Mac VNC over SSH setup
Starting by the Mac, there are as well two steps, first is a sort of ssh forwarding a local port to the correct RPI port and second is launching the VNC client against the local port instead of the RPI remote port. The ssh command looks like (and an explanation of the parameters can be found here):
ssh -L 5901:127.0.0.1:5900 -N -f -l pi 192.168.1.11
alias sshvncint='ssh -L 5901:localhost:5900 -N -f -l pi 192.168.1.11'
Actually I created two alias, the internal one (above) and yet an external one that I use when not at the home network - just modifying the ip address and entering the router WAN´s (remember to configure the routers´ports).

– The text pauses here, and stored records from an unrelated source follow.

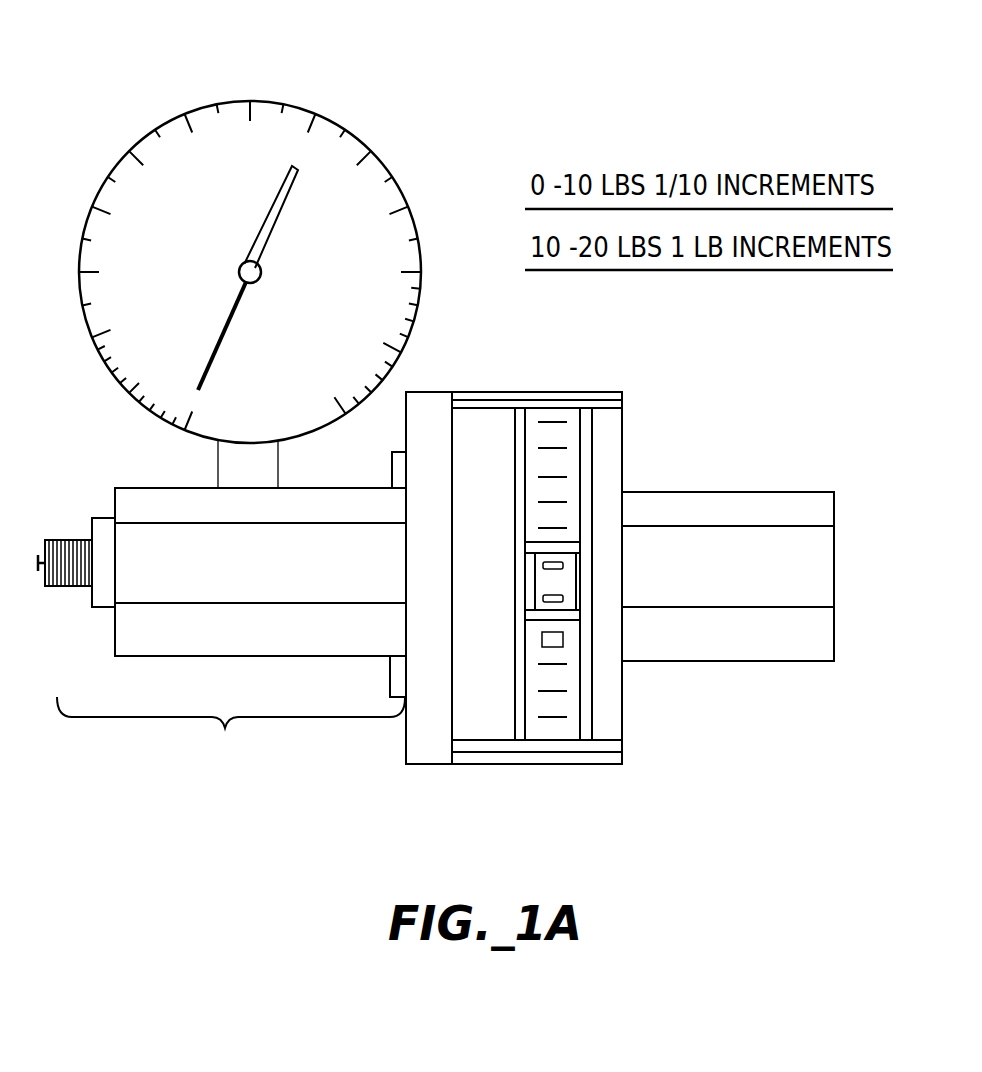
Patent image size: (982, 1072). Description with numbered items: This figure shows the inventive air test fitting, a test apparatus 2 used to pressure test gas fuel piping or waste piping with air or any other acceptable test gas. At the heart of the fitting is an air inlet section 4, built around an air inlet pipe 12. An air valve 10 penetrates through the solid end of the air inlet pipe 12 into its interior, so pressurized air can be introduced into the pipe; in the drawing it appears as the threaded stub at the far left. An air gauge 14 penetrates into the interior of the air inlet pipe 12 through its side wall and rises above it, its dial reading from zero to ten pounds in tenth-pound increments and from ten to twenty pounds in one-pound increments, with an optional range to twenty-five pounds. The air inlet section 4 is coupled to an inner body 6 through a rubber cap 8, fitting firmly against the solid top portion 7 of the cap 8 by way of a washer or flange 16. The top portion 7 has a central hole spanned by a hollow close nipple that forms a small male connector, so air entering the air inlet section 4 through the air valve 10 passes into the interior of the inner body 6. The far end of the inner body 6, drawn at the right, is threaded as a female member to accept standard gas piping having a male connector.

The test apparatus 2 is at (722, 845).
The air inlet section 4 is at (231, 733).
The inner body 6 is at (635, 672).
The top portion 7 is at (421, 563).
The rubber cap 8 is at (622, 768).
The air valve 10 is at (75, 538).
The air inlet pipe 12 is at (277, 573).
The air gauge 14 is at (312, 112).
The flange 16 is at (392, 470).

When launching VNC, the address of the VNC server to enter is no longer the RPI IP address, but "localhost:5901" or "localhost:1" if you modify the VNC config and specify there the port to use in the Mac.
Force VNC to accept only SSH
In principle avoiding somebody from the Internet to access my VNC server without a SSH tunnel and the right private key should already be protected just by not opening the VNCserver port on the router. However, it does not harm to quickly setup the VNC to just accept sessions originated in the RPI or localhost and ignore the rest. To do so I edit again the file
/etc/init.d/vncboot (see again this link ) and modify the appropriate line by:
su - $USER -c "/usr/bin/vncserver :1 -geometry 1280x800 -depth 16 -pixelformat rgb565 -localhost -nolisten tcp"
the -localhost parameter makes VNC to only listen to the port on the local interface and the -nolisten tcp disables the port 6001. Further info here.
To sum up, we have now a VNC server that only listens to connections on the local host, these connections can come from the RPI or from the outside. If coming from the outside, they have to arrive via the SSH tunnel. To connect to the SSH tunnel, the client has to have the appropriate private key that the RPI will confirm against the public key. Besides that, once the connection with the VNC server is established, the server will ask yet for the VNC password. All in all, I'd say quite a secure communication to avoid exposing our network on the internet. This can still be improved by modifying the default ports of the SSH and VNC if you wish to.